CNN has a story about Huawei "routinely selling cheap equipment to rural providers in cases that appeared to be unprofitable for Huawei — but which placed its equipment near military assets". An example given in the article is Viaero, who service a large, but mostly sparse area in the middle of the USA that also happens to have dozens of ICBM facilities. What a coincidence! On these towers were also security cameras, also provided on the cheap by Chinese suppliers, that "were also inadvertently capturing the movement of US military equipment and personnel". Another nice coincidence! As usual with Huawei there's no concrete evidence their equipment is leveraged by Chinese spy agencies, but we know the USA does it, so the likelihood China does it too is pretty damn high.
The Office of the Victorian Information Commission audited DELWP, DJPR, TAC and WorkSafe Victoria to see how "public sector information" given to third parties is handled. If you don't know, "public sector information" is a phrase used for the vague category of data generated or owned by a department. It's likely not personally identifiable information (PII), but still risky when combined with other data sources these third parties might get their hands on. Anyways, you probably won't be shocked to learn that "none of the organisations were considered 'effective' across all four audit criteria". Lots of "partially effective" going on in OVIC's assessment.

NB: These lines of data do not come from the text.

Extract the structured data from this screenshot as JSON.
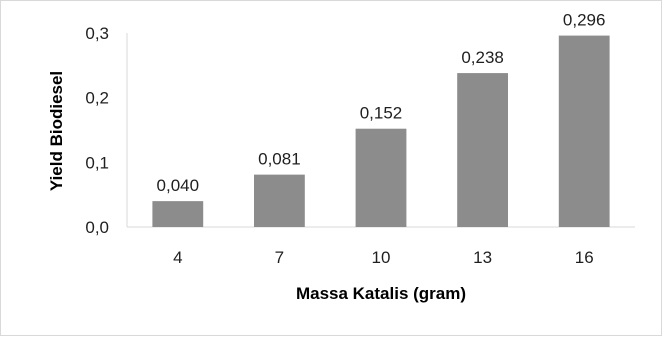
{
  "chart_data": {
    "type": "bar",
    "categories": [
      "4",
      "7",
      "10",
      "13",
      "16"
    ],
    "values": [
      0.04,
      0.081,
      0.152,
      0.238,
      0.296
    ],
    "value_labels": [
      "0,040",
      "0,081",
      "0,152",
      "0,238",
      "0,296"
    ],
    "title": "",
    "xlabel": "Massa Katalis (gram)",
    "ylabel": "Yield Biodiesel",
    "ylim": [
      0,
      0.3
    ],
    "yticks": [
      0,
      0.1,
      0.2,
      0.3
    ],
    "ytick_labels": [
      "0,0",
      "0,1",
      "0,2",
      "0,3"
    ],
    "grid": false,
    "legend": "none",
    "bar_color": "#8c8c8c"
  }
}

Victorian electricity distributors CitiPower, Powercor and United Energy are testing a new tariff with "free" electricity between 10AM and 3PM. The Daytime Saver network tariff is designed to encourage retailers to offer plans that encourage customers to soak up all the excess electricity during daylight hours generated by rooftop solar panels - a problem known as the "duck curve" - instead of the distributor upgrading infrastructure to handle the unused electricity that has to go somewhere. It also allows people that cannot install solar on their roof (renters, apartments, townhouses, etc) to enjoy the benefits of solar energy. I don't know how to get in on this trial tariff, but I would like to!

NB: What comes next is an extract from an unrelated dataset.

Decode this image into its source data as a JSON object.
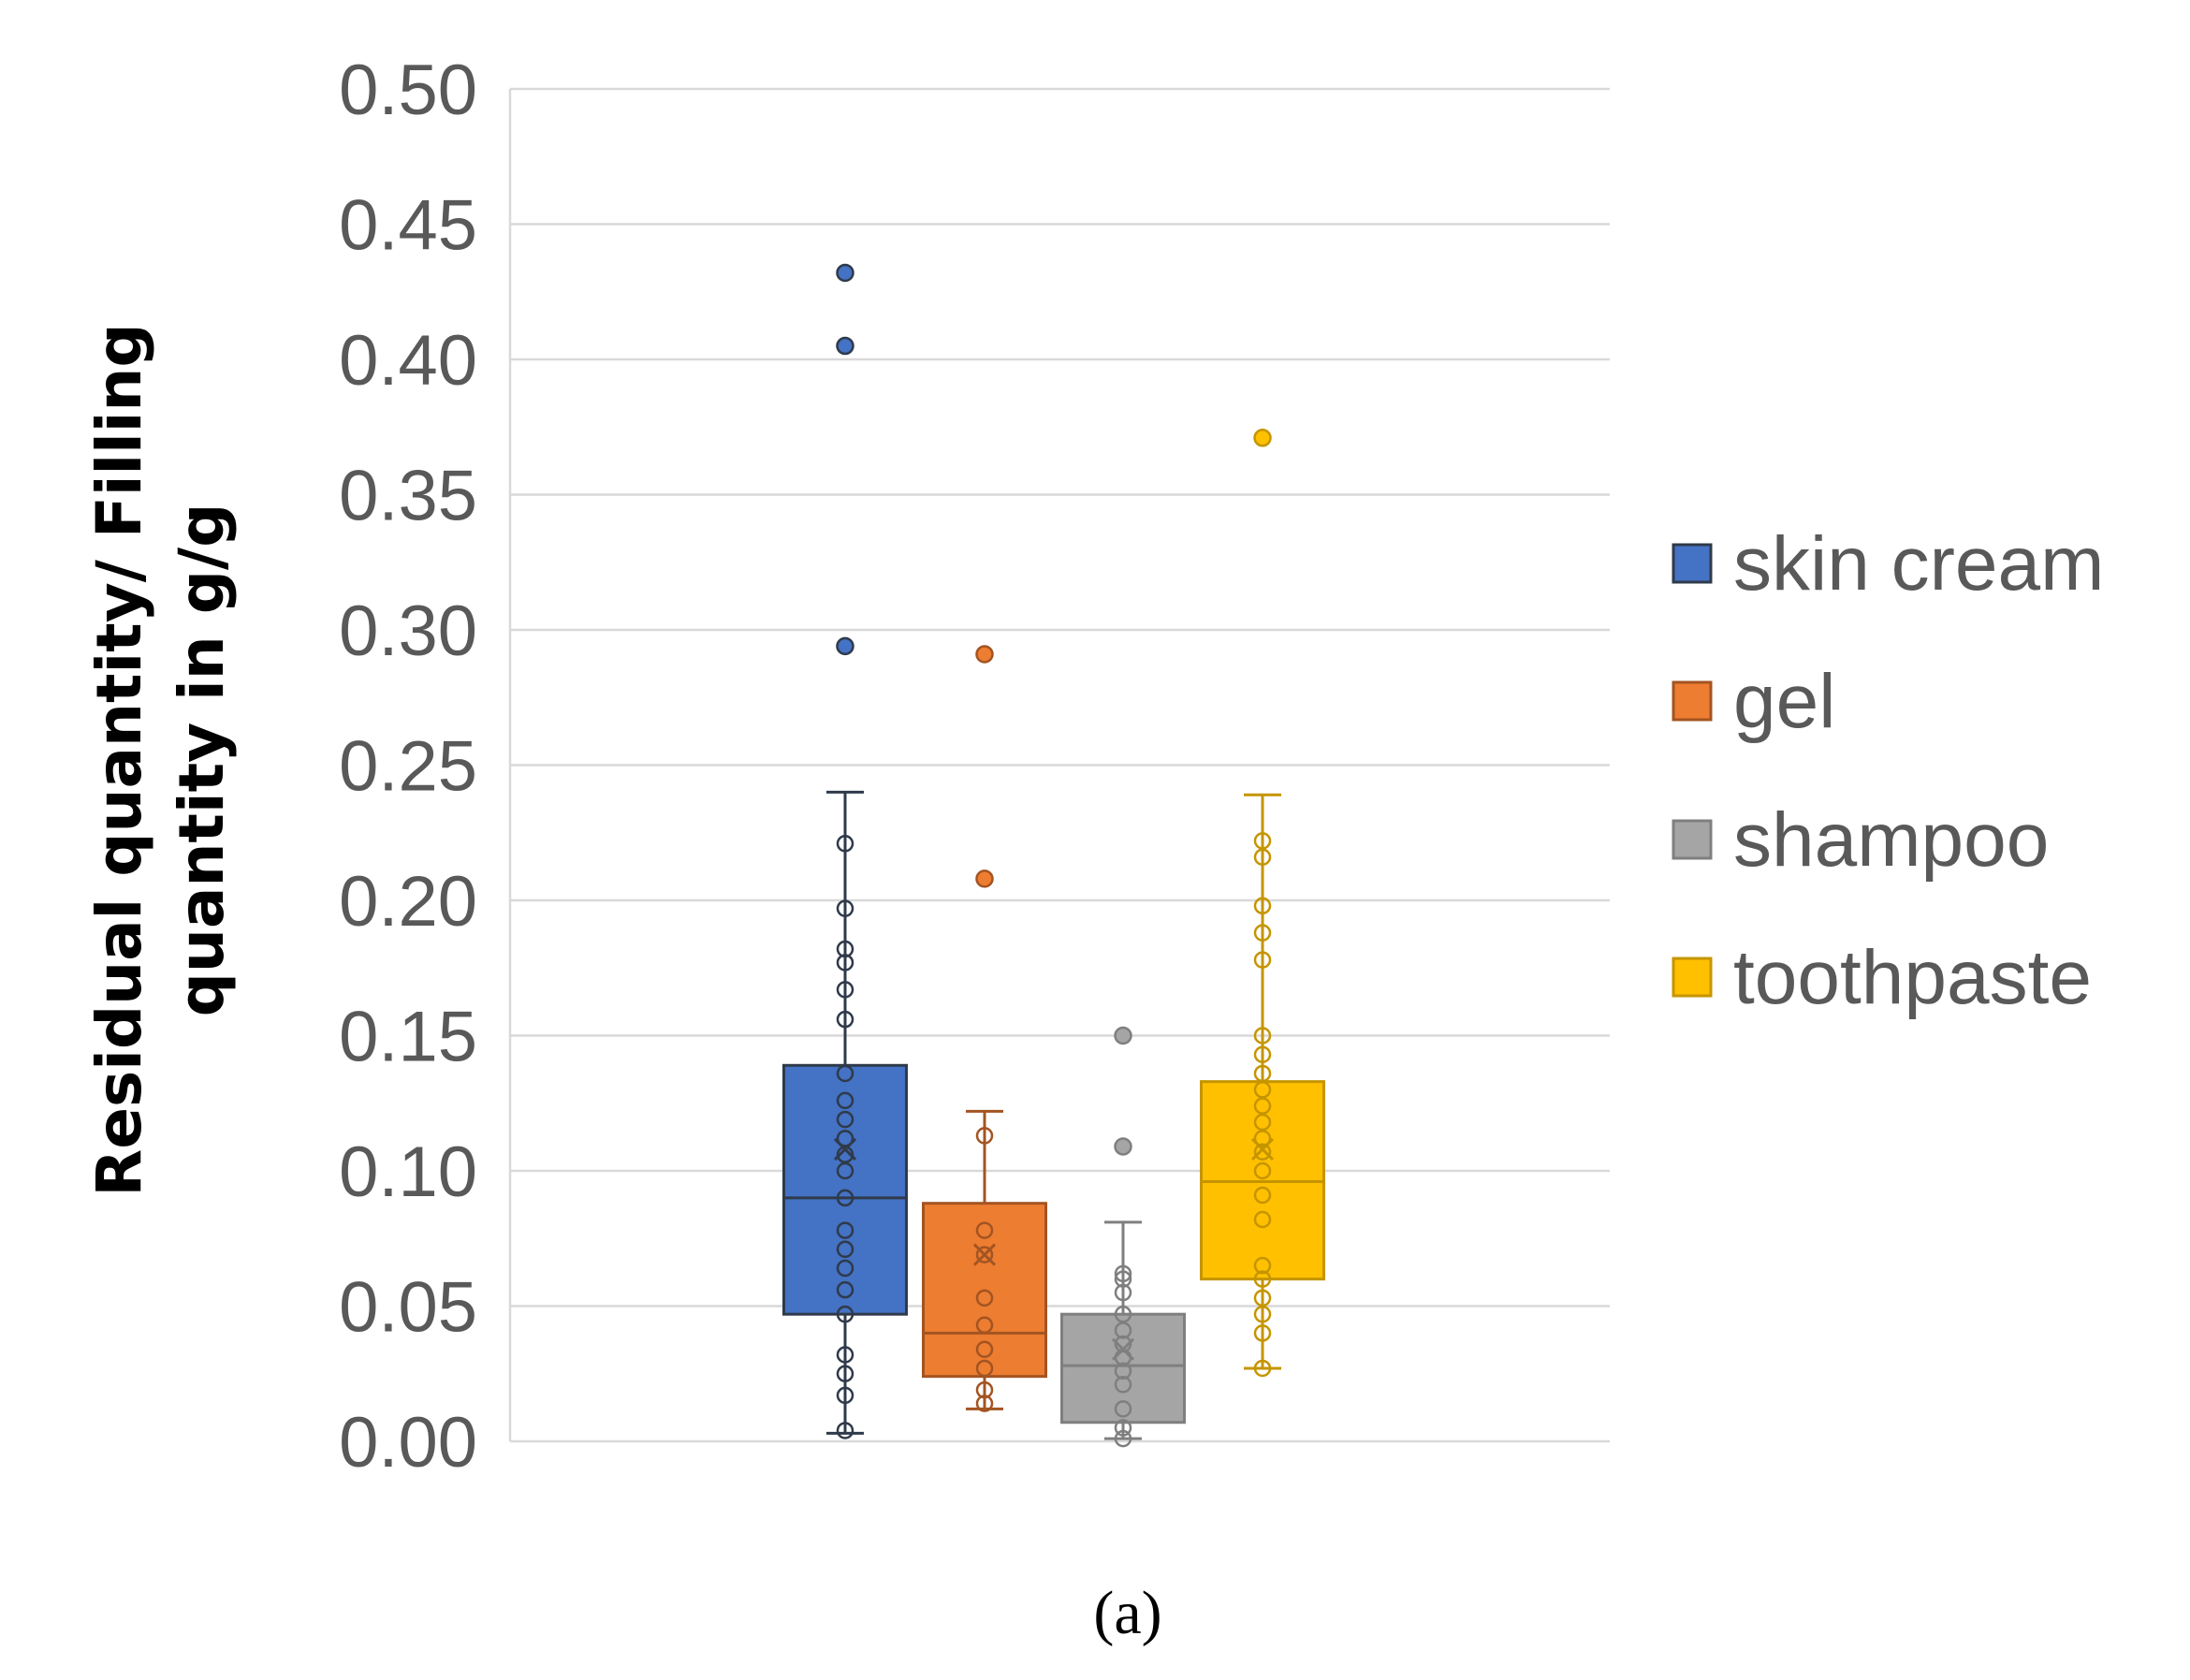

I know we all loathe Google and they're evil data vultures and whatnot, but you gotta admit Chrome OS is pretty good. A glorified web browser with deep integration into Google's ecoystem is all the computer many people need and Chrome OS Flex lets you do that on any old laptop you've got floating around. Pretty much any Dell, Lenovo or HP laptop made in the last decade is now certified for Chrome OS Flex and will get years of updates. These laptops are also super cheap to buy refurbished off eBay if you just want something basic to browse the web with. If you need to manage a fleet of these things, Chrome Enterprise is US$50/yr per device.